El sábado 22 se cumplieron dos décadas de la muerte de Luca Prodan y, como suele suceder ocurrir cada vez que algún medio decide homenajearlo, desfilaron amigos y no tanto para recordar anécdotas que a esta altura del partido ya nos suenan parecidas.
Algunos hablan desde el legítimo vínculo que habrán sabido tener en su debido momento o lugar (porque Luca no fue solo Sumo de la misma forma que Sumo tampoco fue solo Luca) mientras que otros cazan la guitarra para cantarnos/contarnos “una que sepamos todos”.
Es que pasan los años (“el tiempo pasa y nos vamos poniendo tecnos” cantó alguna vez), pasan los amigos, pasan las historias y, pasando en limpio, lo que más queda de Luca es que: era un borrachín que cantaba cosas como “La rubia tarada” o “Viejos vinagres”, que le dijo a los Virus que eran “unos putitos” y que, por morir joven y quebrado (física y económicamente), se convirtió en ídolo y modelo de multitudes.
Pues bien, era un poco más que eso.

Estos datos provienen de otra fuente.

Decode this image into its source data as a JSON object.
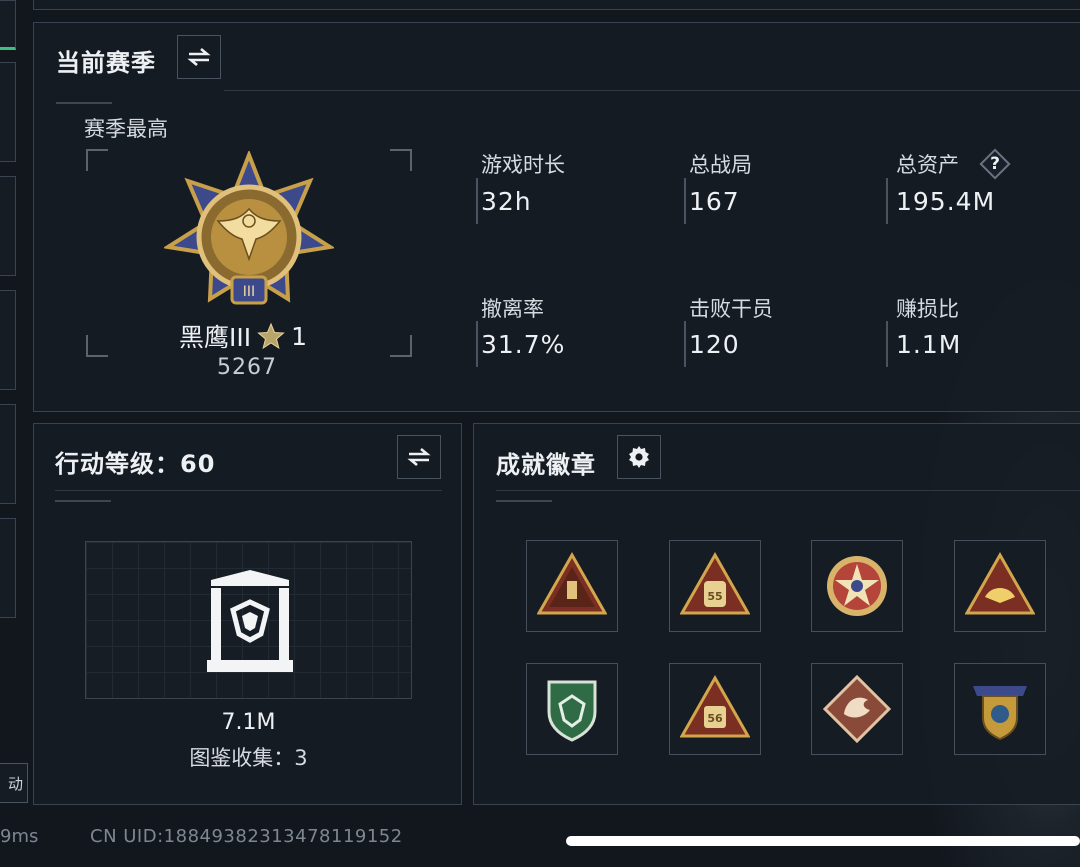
{
  "season": {
    "title": "当前赛季",
    "peak_label": "赛季最高",
    "rank_name": "黑鹰III",
    "rank_stars": "1",
    "rank_score": "5267",
    "rank_tier_numeral": "III",
    "stats": [
      {
        "label": "游戏时长",
        "value": "32h"
      },
      {
        "label": "总战局",
        "value": "167"
      },
      {
        "label": "总资产",
        "value": "195.4M"
      },
      {
        "label": "撤离率",
        "value": "31.7%"
      },
      {
        "label": "击败干员",
        "value": "120"
      },
      {
        "label": "赚损比",
        "value": "1.1M"
      }
    ],
    "help_symbol": "?"
  },
  "action_level": {
    "title": "行动等级：60",
    "value": "7.1M",
    "collection_label": "图鉴收集：3"
  },
  "achievements": {
    "title": "成就徽章",
    "badges": [
      {
        "icon": "triangle-badge-brown-icon",
        "color": "#b8862e"
      },
      {
        "icon": "triangle-badge-55-icon",
        "label": "55",
        "color": "#c09448"
      },
      {
        "icon": "star-roundel-badge-icon",
        "color": "#b5453a"
      },
      {
        "icon": "triangle-badge-gold-icon",
        "color": "#d2a640"
      },
      {
        "icon": "green-shield-badge-icon",
        "color": "#2f6b45"
      },
      {
        "icon": "triangle-badge-56-icon",
        "label": "56",
        "color": "#c09448"
      },
      {
        "icon": "dragon-diamond-badge-icon",
        "color": "#8a4a3a"
      },
      {
        "icon": "winged-shield-badge-icon",
        "color": "#c49a3a"
      }
    ]
  },
  "footer": {
    "ping": "9ms",
    "uid": "CN UID:18849382313478119152",
    "side_tab_label": "动"
  },
  "colors": {
    "background": "#12171e",
    "panel_border": "#3a4350",
    "accent_green": "#3fbf7f",
    "medal_gold": "#c9a04a",
    "medal_blue": "#3c4a8c"
  }
}
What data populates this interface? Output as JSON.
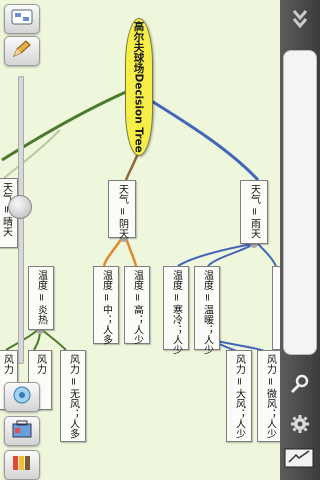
{
  "tree": {
    "root": "高尔夫球场Decision Tree",
    "nodes": [
      "天气 = 阴天",
      "天气 = 雨天",
      "天气 = 晴天",
      "温度 = 中；人多",
      "温度 = 高；人少",
      "温度 = 寒冷；人少",
      "温度 = 温暖；人少",
      "温度 = 炎热",
      "风力 = 无风；人多",
      "风力 = 大风；人少",
      "风力 = 微风；人少",
      "风力",
      "风力"
    ]
  },
  "colors": {
    "canvas_bg": "#eef6dc",
    "root_fill": "#f6ee48",
    "branch_green": "#4a7a2a",
    "branch_blue": "#4466b8",
    "branch_orange": "#e08a30",
    "panel_dark": "#4a4a4a"
  },
  "toolbar": {
    "left_icons": [
      "edit-node-icon",
      "pencil-icon",
      "bubble-icon",
      "toolbox-icon",
      "palette-icon"
    ],
    "zoom_level_fraction": 0.45,
    "right_icons": [
      "collapse-arrows-icon",
      "search-icon",
      "gear-icon",
      "presentation-icon"
    ]
  }
}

Por empezar, un tipo que renegaba de todas esas cosas. Que vivía en una lucha constante con su pasado y su presente, que quería cambiar su vida, que quería acomodarse, que quería sentar cabeza. Se molestaba cada vez que alguien lo idolatraba, porque no creía que una vida tan tormentosa y oscura como la suya fuese digna de veneración. Tal vez el rock fue su principal enemigo a la hora de ser lo que nunca fue: algo más que la simple cara de una mochila o de una remera.